I’m in an odd mood today. I woke up and got out of the wrong side of bed and was in a horrendous mood, but my nice followers on Twitter have cheered me up with dormice and baby otters. And coffee and chocolate have helped. But, I figure some writing will help too. Make me feel I’ve done something...And let's me rant.
Yesterday the news in Scotland was full of the open letter from a number of leading lights of the Scottish arts world condemning the new body Creative Scotland. A wonderful tweeting academic I know, Dr Dave O’Brien, is very interested in cultural value, managerialism and economism (the use of economic theory to justify decisions) in cultural policy so I pointed him in the direction just before I went swimming. After I got out the pool I discovered I had spawned quite a Twitter debate – some of it is storified here. The debate in the press is continuing today.
In all of this debate, it was this tweet, linking the bonfire of the QUANGOs to managerialism that got me thinking. It got me thinking especially because RCAHMs are a partner with me and Heriot-Watt on this project and they’re going to cease to exist in April next year along with the sixteen Police Forces and Fire and Rescue Services in Scotland. RCAHMS do amazing work, and as repondees to the Scottish Government consultation pointed out, when the equivalent English body was merged into English Heritage a lot of its work vanished and their archives are in no way as accessible as RCAHMS.
I’ve talked on here before, at length, on the rise of managerialism in Scotland with the National Performance Framework; for example in this post which went oddly viral among Scottish Government employees. I’d not made the mental link between this and the bonfire of the QUANGOs but it is obvious and was obvious to me when I worked for the Scottish Government. The bonfire of the QUANGOs which the SNP Scottish Government announced when they first came to power in 2007 was actually a national target.
Housing and regeneration was one of the first areas to be affected by this. Communities Scotland, created in 2001 (I think) to take over from Scottish Homes and bring in the Scottish Executive’s regeneration function was one of the first to go. This is even though it was increasingly winning plaudits within the sector for some of the work it was doing. The housing regulation role was brought into the Scottish Government. Then, I believe, it was pointed out that you cannot have a government department regulating another government department, especially when they’re next door to each other in an open-plan office. So, lo and behold, a new QUANGO was created, the Scottish Housing Regulator. And in classic bureau-shaping, they’re exploding the role of regulation of landlords so the sector is feeling very much over-regulated right now. Never mind the fact that housing associations now cannot have their own complaints policies because the Scottish Public Services Ombudsman has decided this for us.

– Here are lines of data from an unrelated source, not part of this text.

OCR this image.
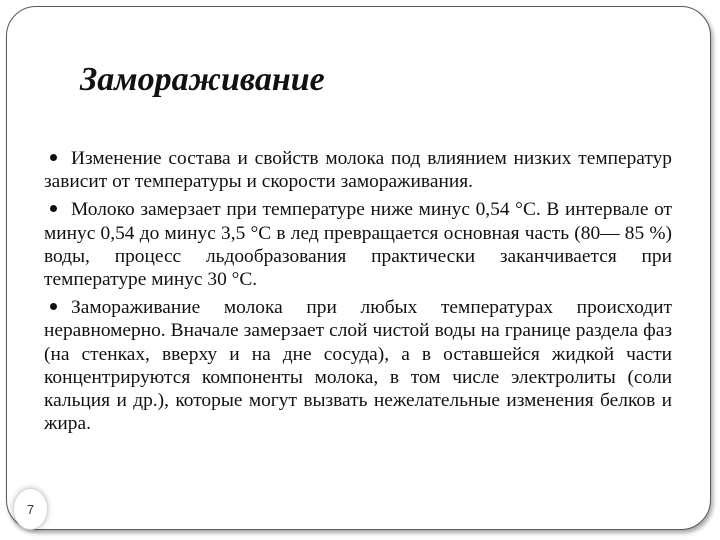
Замораживание

Изменение состава и свойств молока под влиянием низких температур зависит от температуры и скорости замораживания.

Молоко замерзает при температуре ниже минус 0,54 °С. В интервале от минус 0,54 до минус 3,5 °С в лед превращается основная часть (80— 85 %) воды, процесс льдообразования практически заканчивается при температуре минус 30 °С.

Замораживание молока при любых температурах происходит неравномерно. Вначале замерзает слой чистой воды на границе раздела фаз (на стенках, вверху и на дне сосуда), а в оставшейся жидкой части концентрируются компоненты молока, в том числе электролиты (соли кальция и др.), которые могут вызвать нежелательные изменения белков и жира.

7
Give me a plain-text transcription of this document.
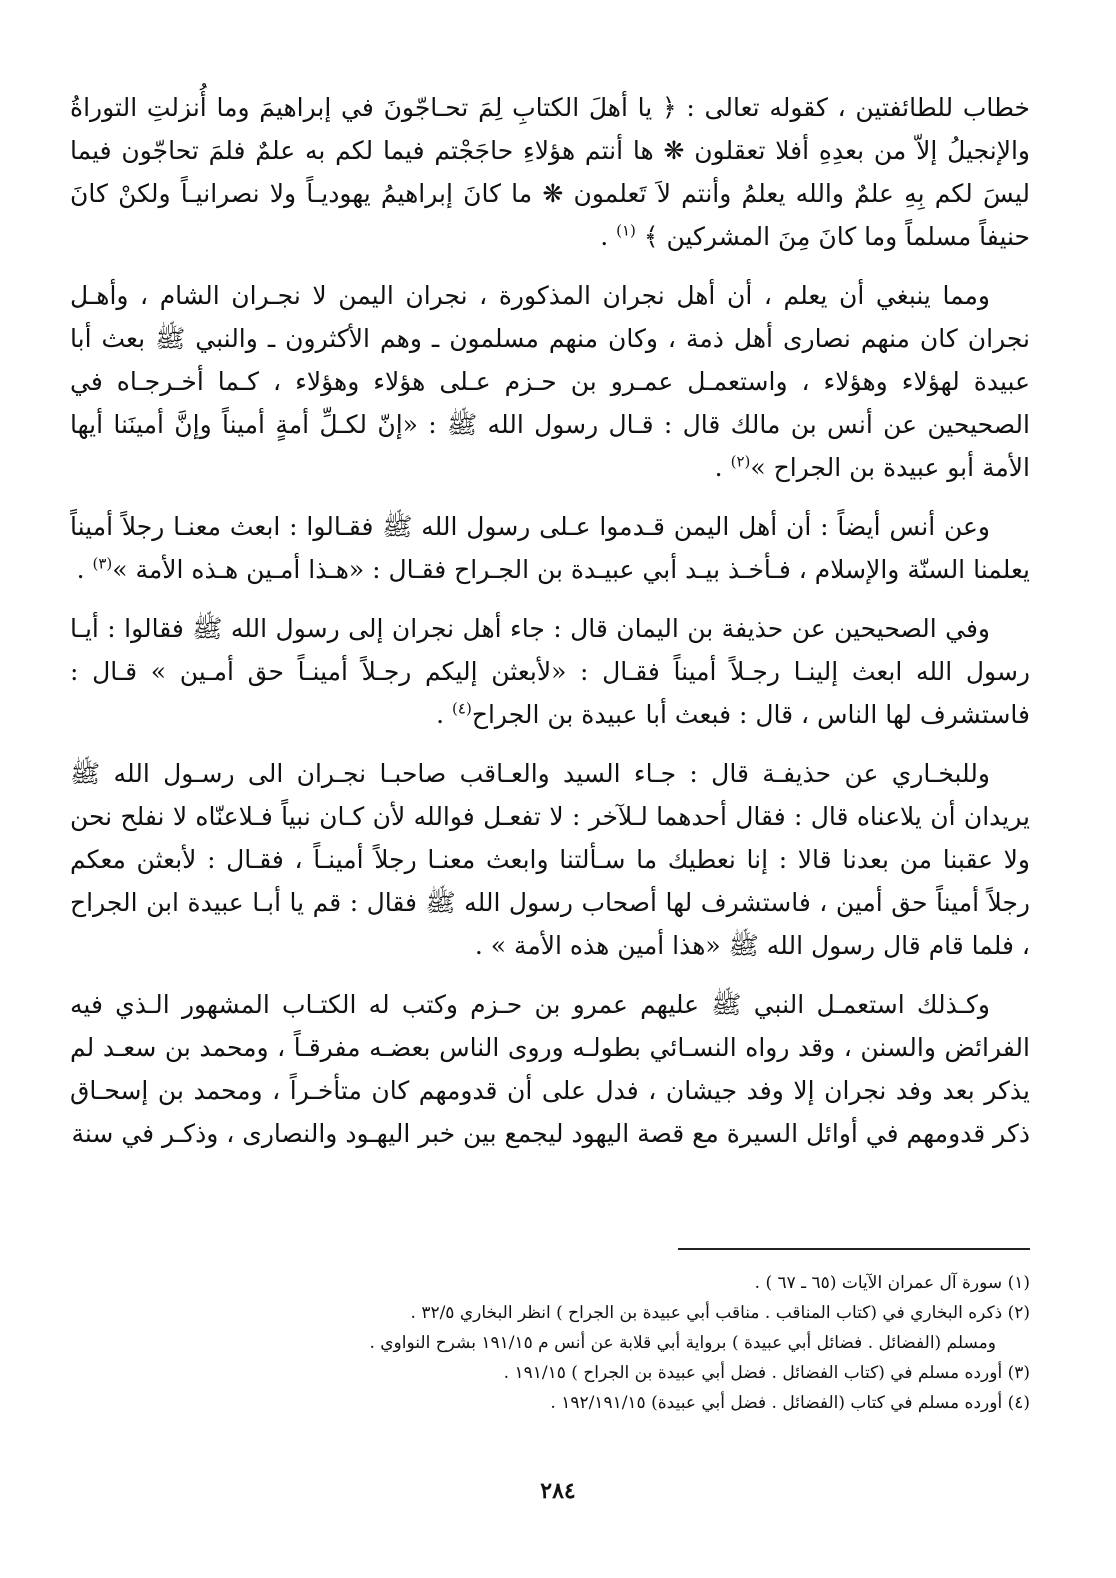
خطاب للطائفتين ، كقوله تعالى : ﴿ يا أهلَ الكتابِ لِمَ تحـاجّونَ في إبراهيمَ وما أُنزلتِ التوراةُ والإنجيلُ إلاّ من بعدِهِ أفلا تعقلون ❋ ها أنتم هؤلاءِ حاجَجْتم فيما لكم به علمٌ فلمَ تحاجّون فيما ليسَ لكم بِهِ علمٌ والله يعلمُ وأنتم لاَ تَعلمون ❋ ما كانَ إبراهيمُ يهوديـاً ولا نصرانيـاً ولكنْ كانَ حنيفاً مسلماً وما كانَ مِنَ المشركين ﴾ $^{(١)}$ .

ومما ينبغي أن يعلم ، أن أهل نجران المذكورة ، نجران اليمن لا نجـران الشام ، وأهـل نجران كان منهم نصارى أهل ذمة ، وكان منهم مسلمون ـ وهم الأكثرون ـ والنبي ﷺ بعث أبا عبيدة لهؤلاء وهؤلاء ، واستعمـل عمـرو بن حـزم عـلى هؤلاء وهؤلاء ، كـما أخـرجـاه في الصحيحين عن أنس بن مالك قال : قـال رسول الله ﷺ : «إنّ لكـلِّ أمةٍ أميناً وإنَّ أمينَنا أيها الأمة أبو عبيدة بن الجراح »$^{(٢)}$ .

وعن أنس أيضاً : أن أهل اليمن قـدموا عـلى رسول الله ﷺ فقـالوا : ابعث معنـا رجلاً أميناً يعلمنا السنّة والإسلام ، فـأخـذ بيـد أبي عبيـدة بن الجـراح فقـال : «هـذا أمـين هـذه الأمة »$^{(٣)}$ .

وفي الصحيحين عن حذيفة بن اليمان قال : جاء أهل نجران إلى رسول الله ﷺ فقالوا : أيـا رسول الله ابعث إلينـا رجـلاً أميناً فقـال : «لأبعثن إليكم رجـلاً أمينـاً حق أمـين » قـال : فاستشرف لها الناس ، قال : فبعث أبا عبيدة بن الجراح$^{(٤)}$ .

وللبخـاري عن حذيفـة قال : جـاء السيد والعـاقب صاحبـا نجـران الى رسـول الله ﷺ يريدان أن يلاعناه قال : فقال أحدهما لـلآخر : لا تفعـل فوالله لأن كـان نبياً فـلاعنّاه لا نفلح نحن ولا عقبنا من بعدنا قالا : إنا نعطيك ما سـألتنا وابعث معنـا رجلاً أمينـاً ، فقـال : لأبعثن معكم رجلاً أميناً حق أمين ، فاستشرف لها أصحاب رسول الله ﷺ فقال : قم يا أبـا عبيدة ابن الجراح ، فلما قام قال رسول الله ﷺ «هذا أمين هذه الأمة » .

وكـذلك استعمـل النبي ﷺ عليهم عمرو بن حـزم وكتب له الكتـاب المشهور الـذي فيه الفرائض والسنن ، وقد رواه النسـائي بطولـه وروى الناس بعضـه مفرقـاً ، ومحمد بن سعـد لم يذكر بعد وفد نجران إلا وفد جيشان ، فدل على أن قدومهم كان متأخـراً ، ومحمد بن إسحـاق ذكر قدومهم في أوائل السيرة مع قصة اليهود ليجمع بين خبر اليهـود والنصارى ، وذكـر في سنة

(١) سورة آل عمران الآيات (٦٥ ـ ٦٧ ) .

(٢) ذكره البخاري في (كتاب المناقب . مناقب أبي عبيدة بن الجراح ) انظر البخاري ٣٢/٥ .

ومسلم (الفضائل . فضائل أبي عبيدة ) برواية أبي قلابة عن أنس م ١٩١/١٥ بشرح النواوي .

(٣) أورده مسلم في (كتاب الفضائل . فضل أبي عبيدة بن الجراح ) ١٩١/١٥ .

(٤) أورده مسلم في كتاب (الفضائل . فضل أبي عبيدة) ١٩٢/١٩١/١٥ .

٢٨٤
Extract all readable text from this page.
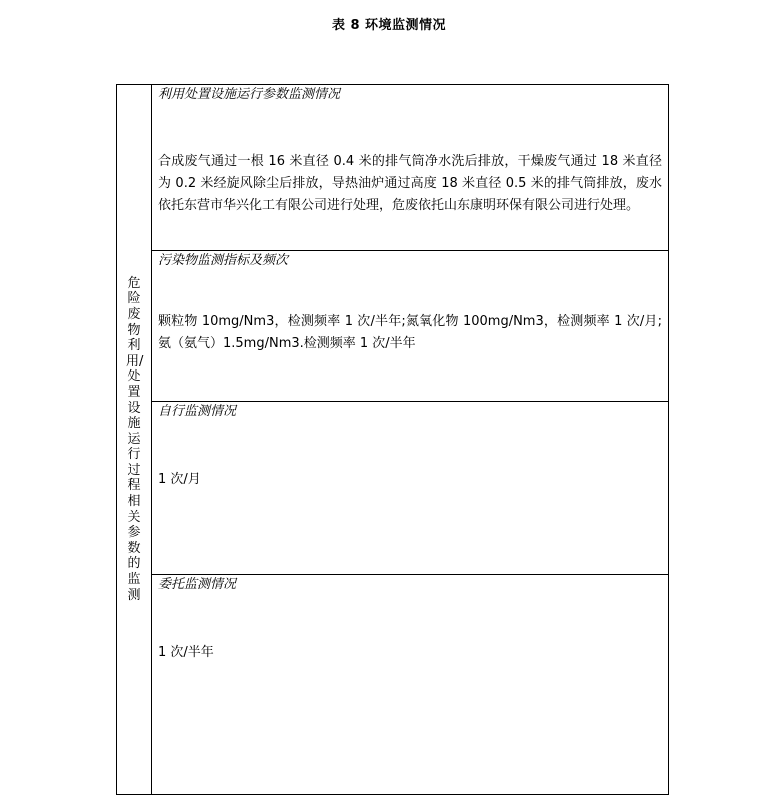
表 8 环境监测情况
危险废物利用/处置设施运行过程相关参数的监测
利用处置设施运行参数监测情况
合成废气通过一根 16 米直径 0.4 米的排气筒净水洗后排放，干燥废气通过 18 米直径为 0.2 米经旋风除尘后排放，导热油炉通过高度 18 米直径 0.5 米的排气筒排放，废水依托东营市华兴化工有限公司进行处理，危废依托山东康明环保有限公司进行处理。
污染物监测指标及频次
颗粒物 10mg/Nm3，检测频率 1 次/半年;氮氧化物 100mg/Nm3，检测频率 1 次/月;氨（氨气）1.5mg/Nm3.检测频率 1 次/半年
自行监测情况
1 次/月
委托监测情况
1 次/半年
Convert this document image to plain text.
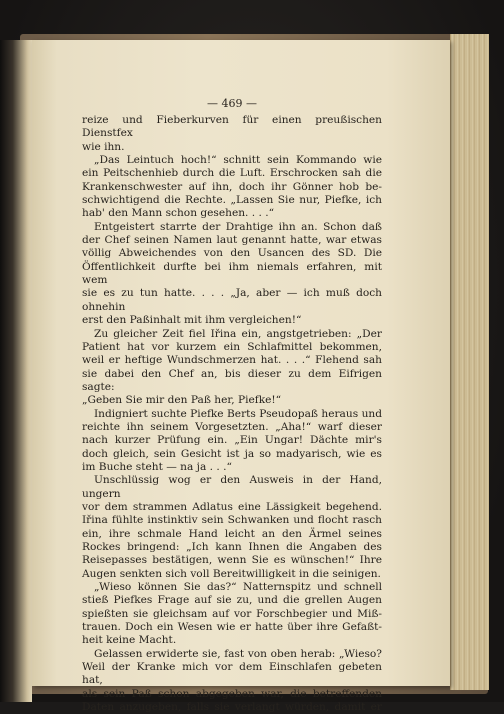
— 469 —

reize und Fieberkurven für einen preußischen Dienstfex

wie ihn.

„Das Leintuch hoch!“ schnitt sein Kommando wie

ein Peitschenhieb durch die Luft. Erschrocken sah die

Krankenschwester auf ihn, doch ihr Gönner hob be-

schwichtigend die Rechte. „Lassen Sie nur, Piefke, ich

hab' den Mann schon gesehen. . . .“

Entgeistert starrte der Drahtige ihn an. Schon daß

der Chef seinen Namen laut genannt hatte, war etwas

völlig Abweichendes von den Usancen des SD. Die

Öffentlichkeit durfte bei ihm niemals erfahren, mit wem

sie es zu tun hatte. . . . „Ja, aber — ich muß doch ohnehin

erst den Paßinhalt mit ihm vergleichen!“

Zu gleicher Zeit fiel Iřina ein, angstgetrieben: „Der

Patient hat vor kurzem ein Schlafmittel bekommen,

weil er heftige Wundschmerzen hat. . . .“ Flehend sah

sie dabei den Chef an, bis dieser zu dem Eifrigen sagte:

„Geben Sie mir den Paß her, Piefke!“

Indigniert suchte Piefke Berts Pseudopaß heraus und

reichte ihn seinem Vorgesetzten. „Aha!“ warf dieser

nach kurzer Prüfung ein. „Ein Ungar! Dächte mir's

doch gleich, sein Gesicht ist ja so madyarisch, wie es

im Buche steht — na ja . . .“

Unschlüssig wog er den Ausweis in der Hand, ungern

vor dem strammen Adlatus eine Lässigkeit begehend.

Iřina fühlte instinktiv sein Schwanken und flocht rasch

ein, ihre schmale Hand leicht an den Ärmel seines

Rockes bringend: „Ich kann Ihnen die Angaben des

Reisepasses bestätigen, wenn Sie es wünschen!“ Ihre

Augen senkten sich voll Bereitwilligkeit in die seinigen.

„Wieso können Sie das?“ Natternspitz und schnell

stieß Piefkes Frage auf sie zu, und die grellen Augen

spießten sie gleichsam auf vor Forschbegier und Miß-

trauen. Doch ein Wesen wie er hatte über ihre Gefaßt-

heit keine Macht.

Gelassen erwiderte sie, fast von oben herab: „Wieso?

Weil der Kranke mich vor dem Einschlafen gebeten hat,

als sein Paß schon abgegeben war, die betreffenden

Daten anzugeben, falls sie verlangt würden, damit er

This was all fine, of course. Nobody likes QUANGOS. It’s an ugly word. They’re unaccountable. They just waste taxpayers money – right? And what matters in the New Scotland is outcomes, not who delivers them. But now the QUANGOS have burnt, they’re turning to other organisations, with the Police and Fire and Rescue Services going, all in the name of efficiency in delivering outcomes. And the Public Services Reform Act gives Scottish ministers astounding powers to get rid of public bodies or meddle in their running (that's why the SPSO are telling housing associations what to do). And next on the bonfire is local government. It doesn’t matter if Scots are the least represented people by local government in Europe, all these Chief Execs and HR departments are clearly a waste of money and the outcomes we want to create in Glasgow are exactly the same as those we want to create in Wick – never mind the local context, or God forbid, the local politics. Politics? This is all about management and improving outcomes.
As Andy Wightman so forcibly argues we need more local government in Scotland, not less. Outcomes need to be coproduced and for that to happen people need to feel empowered by democratic structures, not managed by a gigantic technocracy that waves the National Performance Framework in your face every time you make any criticism. The sort of managerialism that "we must meet outcomes" produces leads to the poor engagement and communication that the artists complain about with Creative Scotland. If you enter a debate with the attitude "this meets outcomes therefore it is right" then you will treat anyone who questions you as a naysayer who doesn't know how to meet outcomes, or usually the fob-off of "they don't understand the outcomes approach".
Yes I do understand the outcomes approach, but I care about how we get there as much as getting there. Killing lots of poor people would help us meet outcomes, but let's not be doing it, alright?
Just to get Political a bit more on this, I also have to link this to the present discussion on independence in Scotland. To nail my colours to the mast, I think Scotland should have much greater fiscal devolution, but in a World of global capital flows, independence will make as much difference as a chocolate fire guard. I really could not give two-hoots. But I do get concerned about the debate we’re having. In the draft of Johann Lamont’s speech to the Scottish Labour Party conference she made this point (it’s now vanished) that it seems that any attack on the SNP and their policies is taken, or reformed in public discourse, as an attack on Scotland itself, which is very worrying indeed. But it also allows, I believe, for national institutions, and the Scottish Government, to erode the power of subordinate government or QUANGOS that actually do a very good job because it’s in “Scotland’s interest”, never mind that Scotland is actually a very diverse place.
Local government in Scotland has been emasculated even more than in England, starting with the council tax freeze.